NORTHAMPTON — Pastor Irv Gammon was watching coverage of the Hurricane Maria aftermath and saw a disturbing image: a group of Puerto Rican children drinking brown water from a stream.

The Federal Emergency Management Agency was said to be shipping millions of liters of water to the U.S. territory, but Gammon recognized this was only a temporary solution. He racked his brains for ways to help the multitudes of Puerto Ricans that are without a stable supply of clean drinking water.

For the past week, Gammon and Rabbi Riqi Kosovske of Beit Ahavah synagogue, which shares property with the Florence church, have been raising money through their respective congregations for water filters to send to Puerto Rico.

“I had received an email address about these LifeStraws some time ago from someone who knew I liked hiking, and it’s like a really large straw. With it, you can literally drink out of a mud puddle or stream on the trails,” Gammon said. “It will get rid of bacteria and viruses.”

Wanting to help as many as possible, Gammon contacted the company LifeStraw to see if he could get a discount for buying the filters in bulk. Ultimately, they gave him a discounted price — around $50 instead of $75 — for each LifeStraw Family that the church and synagogue want to buy and donate.

The LifeStraw Family, Gammon said, is similar to the original LifeStraw used for hiking, but is larger and better suited for disaster relief. Gammon said that each LifeStraw will purify 18,000 liters of water, removing over 99 percent of bacteria and viruses.

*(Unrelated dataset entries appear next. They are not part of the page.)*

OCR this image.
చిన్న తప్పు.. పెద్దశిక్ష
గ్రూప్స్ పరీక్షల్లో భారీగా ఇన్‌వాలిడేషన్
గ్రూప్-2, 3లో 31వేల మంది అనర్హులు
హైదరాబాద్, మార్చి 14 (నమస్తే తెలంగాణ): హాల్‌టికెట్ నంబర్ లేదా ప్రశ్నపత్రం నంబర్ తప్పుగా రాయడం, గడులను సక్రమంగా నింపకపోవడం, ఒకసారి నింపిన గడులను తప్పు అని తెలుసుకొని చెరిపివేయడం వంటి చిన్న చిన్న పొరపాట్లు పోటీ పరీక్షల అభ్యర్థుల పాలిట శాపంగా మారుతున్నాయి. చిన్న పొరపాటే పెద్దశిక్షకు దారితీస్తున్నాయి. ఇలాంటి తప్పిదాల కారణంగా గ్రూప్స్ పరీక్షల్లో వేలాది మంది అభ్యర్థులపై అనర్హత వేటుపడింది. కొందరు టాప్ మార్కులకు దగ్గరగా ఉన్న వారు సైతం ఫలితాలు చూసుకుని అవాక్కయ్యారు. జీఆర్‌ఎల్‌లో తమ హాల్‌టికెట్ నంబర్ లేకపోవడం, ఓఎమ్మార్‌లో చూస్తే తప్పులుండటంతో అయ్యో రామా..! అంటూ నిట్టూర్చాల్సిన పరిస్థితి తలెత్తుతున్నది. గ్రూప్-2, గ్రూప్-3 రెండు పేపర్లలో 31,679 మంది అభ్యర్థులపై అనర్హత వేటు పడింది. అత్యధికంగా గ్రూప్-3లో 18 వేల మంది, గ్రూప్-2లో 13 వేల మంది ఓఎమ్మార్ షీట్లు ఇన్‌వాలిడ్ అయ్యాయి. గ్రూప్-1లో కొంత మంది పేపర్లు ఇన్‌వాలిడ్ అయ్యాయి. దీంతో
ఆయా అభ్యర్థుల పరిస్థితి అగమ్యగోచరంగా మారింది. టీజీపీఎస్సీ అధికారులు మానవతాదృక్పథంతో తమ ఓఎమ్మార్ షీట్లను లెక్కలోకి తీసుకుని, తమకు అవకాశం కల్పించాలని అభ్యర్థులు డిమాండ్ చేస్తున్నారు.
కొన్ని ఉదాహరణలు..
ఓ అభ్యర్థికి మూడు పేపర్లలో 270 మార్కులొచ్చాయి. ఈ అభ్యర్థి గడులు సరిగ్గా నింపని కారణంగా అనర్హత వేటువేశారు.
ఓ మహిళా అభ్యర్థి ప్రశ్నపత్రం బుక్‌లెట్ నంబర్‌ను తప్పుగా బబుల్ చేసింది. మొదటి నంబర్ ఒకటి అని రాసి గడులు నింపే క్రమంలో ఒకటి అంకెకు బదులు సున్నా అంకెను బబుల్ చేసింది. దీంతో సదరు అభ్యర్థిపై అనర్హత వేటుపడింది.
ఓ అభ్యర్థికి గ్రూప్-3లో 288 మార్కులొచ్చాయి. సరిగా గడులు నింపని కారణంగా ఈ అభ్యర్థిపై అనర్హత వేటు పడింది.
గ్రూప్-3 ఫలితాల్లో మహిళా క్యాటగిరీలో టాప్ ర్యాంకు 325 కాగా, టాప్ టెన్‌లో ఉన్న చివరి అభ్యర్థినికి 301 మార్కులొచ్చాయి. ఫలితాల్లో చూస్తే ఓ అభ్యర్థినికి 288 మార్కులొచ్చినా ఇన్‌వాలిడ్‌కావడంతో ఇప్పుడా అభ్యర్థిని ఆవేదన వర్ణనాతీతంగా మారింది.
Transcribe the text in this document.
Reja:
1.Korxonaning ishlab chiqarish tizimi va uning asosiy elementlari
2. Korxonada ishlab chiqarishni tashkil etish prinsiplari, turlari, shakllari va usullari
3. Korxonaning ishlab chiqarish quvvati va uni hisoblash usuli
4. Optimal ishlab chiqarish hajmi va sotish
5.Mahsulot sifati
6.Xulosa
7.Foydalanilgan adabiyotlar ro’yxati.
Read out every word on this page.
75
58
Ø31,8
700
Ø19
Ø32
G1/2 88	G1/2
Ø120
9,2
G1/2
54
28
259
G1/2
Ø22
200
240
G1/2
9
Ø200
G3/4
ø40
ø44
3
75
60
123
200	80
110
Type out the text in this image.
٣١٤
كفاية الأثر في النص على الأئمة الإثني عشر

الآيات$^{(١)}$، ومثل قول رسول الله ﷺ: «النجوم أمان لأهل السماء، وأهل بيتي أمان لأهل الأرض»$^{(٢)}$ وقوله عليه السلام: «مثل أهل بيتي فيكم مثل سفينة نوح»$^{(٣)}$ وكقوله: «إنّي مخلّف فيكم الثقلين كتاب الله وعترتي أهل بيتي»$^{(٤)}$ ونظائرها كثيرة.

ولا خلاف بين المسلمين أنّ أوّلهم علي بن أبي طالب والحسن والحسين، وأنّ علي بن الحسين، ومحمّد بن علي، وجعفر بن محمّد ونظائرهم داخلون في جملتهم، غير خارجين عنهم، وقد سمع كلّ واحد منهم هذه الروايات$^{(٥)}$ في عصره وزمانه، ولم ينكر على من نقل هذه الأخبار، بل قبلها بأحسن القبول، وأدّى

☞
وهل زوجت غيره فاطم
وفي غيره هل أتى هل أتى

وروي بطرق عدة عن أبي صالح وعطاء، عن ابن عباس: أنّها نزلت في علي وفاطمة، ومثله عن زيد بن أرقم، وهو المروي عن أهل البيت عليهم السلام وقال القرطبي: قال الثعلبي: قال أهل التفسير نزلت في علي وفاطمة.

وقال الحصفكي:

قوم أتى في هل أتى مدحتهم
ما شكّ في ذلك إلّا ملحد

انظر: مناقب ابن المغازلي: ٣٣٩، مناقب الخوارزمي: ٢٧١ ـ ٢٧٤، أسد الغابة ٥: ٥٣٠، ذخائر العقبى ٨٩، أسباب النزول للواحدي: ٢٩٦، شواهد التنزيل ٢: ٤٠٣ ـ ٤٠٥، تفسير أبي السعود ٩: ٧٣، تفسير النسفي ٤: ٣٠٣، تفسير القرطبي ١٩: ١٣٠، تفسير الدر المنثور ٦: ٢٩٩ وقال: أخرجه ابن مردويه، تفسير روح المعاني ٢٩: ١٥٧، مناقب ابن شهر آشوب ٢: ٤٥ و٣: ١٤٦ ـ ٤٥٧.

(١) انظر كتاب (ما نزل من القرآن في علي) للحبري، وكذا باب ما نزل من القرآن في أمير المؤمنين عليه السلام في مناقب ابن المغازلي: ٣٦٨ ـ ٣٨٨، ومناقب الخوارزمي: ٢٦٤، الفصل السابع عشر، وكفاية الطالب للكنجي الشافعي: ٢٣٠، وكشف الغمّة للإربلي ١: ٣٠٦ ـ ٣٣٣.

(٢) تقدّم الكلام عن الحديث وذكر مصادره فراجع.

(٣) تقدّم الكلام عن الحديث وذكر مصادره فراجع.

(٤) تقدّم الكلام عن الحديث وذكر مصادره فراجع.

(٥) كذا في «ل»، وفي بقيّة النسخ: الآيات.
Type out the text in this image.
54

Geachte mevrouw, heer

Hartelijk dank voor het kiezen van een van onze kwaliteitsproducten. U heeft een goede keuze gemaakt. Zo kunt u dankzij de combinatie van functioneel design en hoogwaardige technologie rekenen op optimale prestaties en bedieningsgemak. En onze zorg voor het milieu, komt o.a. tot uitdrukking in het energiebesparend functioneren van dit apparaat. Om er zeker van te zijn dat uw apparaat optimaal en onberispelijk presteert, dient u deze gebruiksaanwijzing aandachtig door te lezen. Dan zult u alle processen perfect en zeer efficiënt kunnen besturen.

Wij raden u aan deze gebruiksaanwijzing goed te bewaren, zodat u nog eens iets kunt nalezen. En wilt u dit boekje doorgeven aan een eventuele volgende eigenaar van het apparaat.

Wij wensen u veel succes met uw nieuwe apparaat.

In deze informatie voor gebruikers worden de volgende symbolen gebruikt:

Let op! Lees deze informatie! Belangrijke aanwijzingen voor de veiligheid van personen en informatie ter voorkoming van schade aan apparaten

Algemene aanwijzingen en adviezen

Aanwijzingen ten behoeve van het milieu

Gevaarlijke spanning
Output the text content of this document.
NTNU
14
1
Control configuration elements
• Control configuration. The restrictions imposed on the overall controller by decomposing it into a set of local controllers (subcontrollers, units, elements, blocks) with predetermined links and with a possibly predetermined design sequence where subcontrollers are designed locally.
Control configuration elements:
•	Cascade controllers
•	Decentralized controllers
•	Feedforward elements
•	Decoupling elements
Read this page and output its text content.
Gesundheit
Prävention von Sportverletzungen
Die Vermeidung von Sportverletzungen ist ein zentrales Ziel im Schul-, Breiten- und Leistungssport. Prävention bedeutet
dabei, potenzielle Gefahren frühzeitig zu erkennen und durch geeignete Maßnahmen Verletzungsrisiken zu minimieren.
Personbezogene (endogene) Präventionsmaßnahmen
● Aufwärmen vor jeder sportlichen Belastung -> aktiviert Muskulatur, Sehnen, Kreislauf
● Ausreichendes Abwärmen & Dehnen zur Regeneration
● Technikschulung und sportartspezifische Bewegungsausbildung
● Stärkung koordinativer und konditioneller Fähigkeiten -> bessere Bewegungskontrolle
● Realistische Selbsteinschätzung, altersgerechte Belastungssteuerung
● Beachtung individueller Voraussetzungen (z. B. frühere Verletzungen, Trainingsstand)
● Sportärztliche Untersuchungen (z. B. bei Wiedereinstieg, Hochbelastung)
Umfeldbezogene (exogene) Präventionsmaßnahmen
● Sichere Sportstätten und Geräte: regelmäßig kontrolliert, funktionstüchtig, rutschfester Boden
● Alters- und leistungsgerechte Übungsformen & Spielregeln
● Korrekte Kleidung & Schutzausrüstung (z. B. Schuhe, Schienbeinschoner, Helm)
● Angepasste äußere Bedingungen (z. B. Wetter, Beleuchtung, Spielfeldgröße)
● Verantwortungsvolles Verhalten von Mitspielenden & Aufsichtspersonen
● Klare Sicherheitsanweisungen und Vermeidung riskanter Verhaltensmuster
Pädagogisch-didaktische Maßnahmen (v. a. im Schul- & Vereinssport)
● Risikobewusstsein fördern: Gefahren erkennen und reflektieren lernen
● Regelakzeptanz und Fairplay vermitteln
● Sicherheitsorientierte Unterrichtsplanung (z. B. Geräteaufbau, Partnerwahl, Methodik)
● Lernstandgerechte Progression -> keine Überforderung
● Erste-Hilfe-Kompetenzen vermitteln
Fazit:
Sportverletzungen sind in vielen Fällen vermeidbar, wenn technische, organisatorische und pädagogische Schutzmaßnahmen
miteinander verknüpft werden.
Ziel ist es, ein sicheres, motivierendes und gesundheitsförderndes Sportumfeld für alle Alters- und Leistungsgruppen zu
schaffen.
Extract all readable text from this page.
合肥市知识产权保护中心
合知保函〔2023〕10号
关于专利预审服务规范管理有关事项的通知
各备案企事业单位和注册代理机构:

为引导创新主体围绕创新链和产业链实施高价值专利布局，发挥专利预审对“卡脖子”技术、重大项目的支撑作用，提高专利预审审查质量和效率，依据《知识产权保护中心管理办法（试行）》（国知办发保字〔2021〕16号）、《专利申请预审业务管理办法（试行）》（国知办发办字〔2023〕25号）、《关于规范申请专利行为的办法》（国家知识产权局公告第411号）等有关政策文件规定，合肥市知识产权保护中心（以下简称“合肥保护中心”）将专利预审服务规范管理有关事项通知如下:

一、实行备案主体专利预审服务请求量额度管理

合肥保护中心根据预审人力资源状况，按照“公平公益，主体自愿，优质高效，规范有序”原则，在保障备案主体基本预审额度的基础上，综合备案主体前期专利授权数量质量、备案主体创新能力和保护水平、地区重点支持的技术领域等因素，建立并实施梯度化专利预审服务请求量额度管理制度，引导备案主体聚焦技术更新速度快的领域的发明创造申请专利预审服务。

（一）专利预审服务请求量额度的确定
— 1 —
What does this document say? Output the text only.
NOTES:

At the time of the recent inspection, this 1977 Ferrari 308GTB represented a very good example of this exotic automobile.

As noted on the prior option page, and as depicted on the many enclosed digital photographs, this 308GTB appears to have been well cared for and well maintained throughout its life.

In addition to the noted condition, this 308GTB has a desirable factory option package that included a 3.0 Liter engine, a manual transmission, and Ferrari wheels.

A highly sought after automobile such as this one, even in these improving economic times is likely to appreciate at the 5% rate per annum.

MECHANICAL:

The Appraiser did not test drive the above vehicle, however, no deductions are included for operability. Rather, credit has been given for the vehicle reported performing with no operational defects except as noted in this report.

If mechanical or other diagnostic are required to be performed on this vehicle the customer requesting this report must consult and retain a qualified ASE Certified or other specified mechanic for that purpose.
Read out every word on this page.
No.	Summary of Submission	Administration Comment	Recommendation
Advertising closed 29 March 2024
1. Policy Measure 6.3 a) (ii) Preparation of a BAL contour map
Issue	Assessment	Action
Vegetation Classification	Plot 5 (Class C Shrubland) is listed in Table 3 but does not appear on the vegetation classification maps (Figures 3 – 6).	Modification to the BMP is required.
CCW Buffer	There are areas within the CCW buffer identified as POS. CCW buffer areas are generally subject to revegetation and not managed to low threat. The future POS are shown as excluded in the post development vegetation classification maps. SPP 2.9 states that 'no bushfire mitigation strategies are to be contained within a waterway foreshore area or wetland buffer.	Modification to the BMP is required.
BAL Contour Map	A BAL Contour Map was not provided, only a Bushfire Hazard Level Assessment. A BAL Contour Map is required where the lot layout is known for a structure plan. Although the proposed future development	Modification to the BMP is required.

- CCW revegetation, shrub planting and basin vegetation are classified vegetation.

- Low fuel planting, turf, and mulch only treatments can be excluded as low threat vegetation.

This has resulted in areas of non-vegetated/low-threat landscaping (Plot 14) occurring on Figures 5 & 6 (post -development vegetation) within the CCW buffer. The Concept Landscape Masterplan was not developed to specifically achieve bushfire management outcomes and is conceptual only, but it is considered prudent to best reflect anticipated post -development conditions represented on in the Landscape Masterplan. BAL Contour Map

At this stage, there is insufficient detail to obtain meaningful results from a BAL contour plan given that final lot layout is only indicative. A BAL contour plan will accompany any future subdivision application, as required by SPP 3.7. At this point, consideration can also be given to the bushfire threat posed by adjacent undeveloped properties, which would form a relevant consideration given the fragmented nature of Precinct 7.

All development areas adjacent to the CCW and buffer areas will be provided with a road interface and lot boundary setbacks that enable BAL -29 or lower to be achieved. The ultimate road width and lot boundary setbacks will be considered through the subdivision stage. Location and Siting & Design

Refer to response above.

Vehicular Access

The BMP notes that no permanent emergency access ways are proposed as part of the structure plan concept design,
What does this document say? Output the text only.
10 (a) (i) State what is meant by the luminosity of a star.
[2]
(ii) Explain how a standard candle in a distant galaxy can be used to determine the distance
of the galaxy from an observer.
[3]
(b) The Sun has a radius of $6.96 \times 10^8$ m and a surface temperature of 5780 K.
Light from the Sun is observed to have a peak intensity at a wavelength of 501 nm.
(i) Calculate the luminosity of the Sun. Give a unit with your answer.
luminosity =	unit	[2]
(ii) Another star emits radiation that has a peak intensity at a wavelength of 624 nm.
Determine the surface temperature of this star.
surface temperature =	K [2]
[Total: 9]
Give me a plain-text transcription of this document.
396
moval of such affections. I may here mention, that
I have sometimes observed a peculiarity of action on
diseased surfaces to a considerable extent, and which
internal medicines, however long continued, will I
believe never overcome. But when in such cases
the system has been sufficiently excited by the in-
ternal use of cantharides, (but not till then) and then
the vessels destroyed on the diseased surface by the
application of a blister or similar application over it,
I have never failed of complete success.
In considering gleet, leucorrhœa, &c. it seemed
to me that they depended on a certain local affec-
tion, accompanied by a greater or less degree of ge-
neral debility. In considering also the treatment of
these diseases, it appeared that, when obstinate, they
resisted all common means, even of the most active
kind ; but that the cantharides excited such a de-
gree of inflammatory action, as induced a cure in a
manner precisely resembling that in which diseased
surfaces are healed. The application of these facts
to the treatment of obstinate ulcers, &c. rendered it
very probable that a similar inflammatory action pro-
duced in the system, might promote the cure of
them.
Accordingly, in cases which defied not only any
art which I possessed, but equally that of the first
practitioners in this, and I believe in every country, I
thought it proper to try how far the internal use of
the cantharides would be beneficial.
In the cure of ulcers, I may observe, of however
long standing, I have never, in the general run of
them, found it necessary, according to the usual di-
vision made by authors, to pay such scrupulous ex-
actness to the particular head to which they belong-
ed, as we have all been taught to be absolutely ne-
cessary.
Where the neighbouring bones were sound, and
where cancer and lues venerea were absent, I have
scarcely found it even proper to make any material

“It’s basically enough water for a family for one year,” Gammon said.

The group has raised $8,300 in the last week for the LifeStraw Family water filters. Gammon said the goal is to raise at least $10,000, enough for 200 filters, and he is optimistic because of how successful the fundraising campaign has already been.

“It’s $50 to save a family,” Gammon said. “You can give up Dunkin’ Donuts for a few mornings and participate in the project.”

According to Gammon, people are less reluctant to give a tangible item like a LifeStraw Family to charity than they are when it comes to money donations. Money can get caught up in administrative costs, and sometimes never reaches the hands of those who need it, Gammon said.

Gammon also said that the filters are more beneficial to hurricane survivors than giving bottled water; they leave no garbage, and you can apply the filtration to almost any water source.

“It’s the same idea as ‘you can give people fish to eat and they’ll eat for a day, but teach them to fish and they’ll eat forever,’” Gammon said

Gammon plans on hosting a demonstration of the devices at the 130 Pine St. church soon, and film a video to inspire others to donate.

A network of churches in Puerto Rico is slated to receive and distribute the filters once they arrive, but the items’ transportation to the island has yet to be worked out. According to Gammon, LifeStraw does not ship directly to Puerto Rico because of issues with theft, but he is talking with several contacts, and is confident they will figure something out.

The charitable effort is the first “major” collaboration between the church and the synagogue, Gammon said, although the groups have worked together before on “small things.”

“Even though our traditions are different, there are commonalities between us. We all have an opportunity as well as a responsibility to reach out together,” Gammon said.